Institutions - 23/08/2013

Y a-t-il quelqu’un pour soutenir Pat McQuaid ?

Les temps sont durs pour Pat McQuaid. Le président sortant de l’Union Cycliste Internationale (UCI), en course pour un troisième mandat, se sent de plus en plus seul à un mois et quelques jours de l’élection, prévue le 27 septembre à Florence, en Italie. Depuis deux jours, il n’est même plus, réglementairement parlant, en position de se présenter à sa réélection. La Fédération suisse de cyclisme (Swiss Cycling) a en effet décidé de lui retirer son soutien.

 

Petit rappel des épisodes précédents. A l’automne dernier, Pat McQuaid résiste à la demande, formulée ici et là dans le monde du cyclisme, de présenter sa démission de président de l’UCI après la publication du rapport de l’Agence antidopage américaine sur Lance Armstrong. Un rapport dans lequel son nom est cité à plusieurs reprises, pour avoir protégé le coureur américain. Le dirigeant irlandais s’obstine. Mieux : il annonce son intention de briguer un troisième mandat à la tête de l’UCI. Selon les statuts de l’institution, un candidat à la présidence doit être soutenu formellement par au moins trois fédérations nationales.

 

Coup dur pour Pat McQuaid : l’Irlande, son propre camp, la lui accorde, avant de faire volte-face et lui retirer son soutien. Le président sortant se tourne alors vers ses « amis » et obtient l’aval du Maroc, de la Thaïlande, puis finalement de la Suisse.

 

S’engage alors une guerre des mots et une bataille de communiqués entre Pat Mc Quaid et son adversaire pour le poste, Brian Cookston, le patron du cyclisme britannique. Le premier reproche au second un programme « faussement novateur, irréaliste et intenable sur le plan financier. » En retour, l’Anglais accuse l’Irlandais d’être un « dictateur » responsable des maux actuels du cyclisme professionnel. Ambiance.

 

Le retrait de Swiss Cycling, décidé après un long débat interne, a coûté sa place à son président, Richard Chassiot, en poste depuis mars 2012. Surtout, il compromet sérieusement les chances de réélection de Pat McQuaid. Le président de l’UCI n’a pourtant pas abandonné toutes ses chances de conserver son fauteuil. La Fédération malaisienne a en effet demandé que soit soumis au vote, lors du Congrès de l’UCI, un amendement permettant à un candidat de pouvoir se présenter à la présidence s’il a obtenu le soutien de deux fédérations, et non plus trois. Une demande téléguidée par McQuaid lui-même ? L’intéressé dément, évidemment : « Il y a eu une insinuation disant que j’avais été impliqué dans ce processus avec la Fédération malaisienne. Mais je n’ai eu absolument aucune discussion avec la Fédération malaisienne sur ce sujet».

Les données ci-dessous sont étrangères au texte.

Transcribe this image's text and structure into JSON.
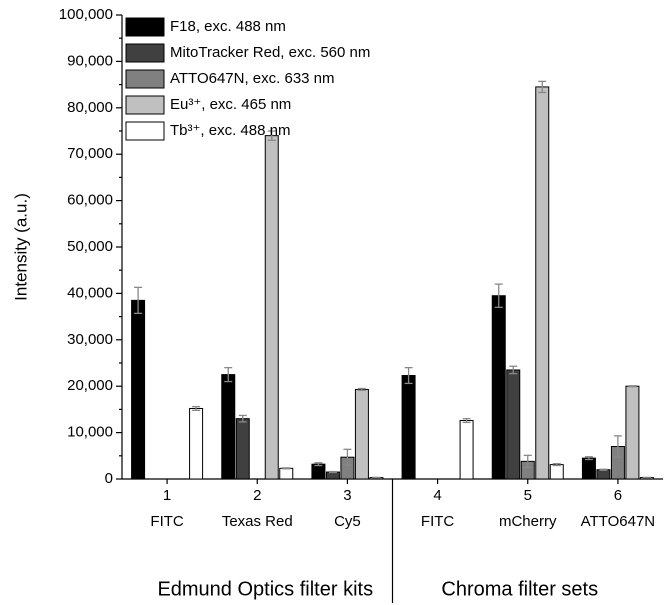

Réponse de Brian Cookston : « Aucune tentative de manipulation et de fanfaronnade juridique ne peuvent dissiper les doutes et les interrogations. Le principe important dans toute démocratie est de respecter les règles telles qu’elles sont, et non pas à la façon dont vous voulez qu’elles soient. » Le cyclisme professionnel n’avait vraiment pas besoin d’une telle affaire.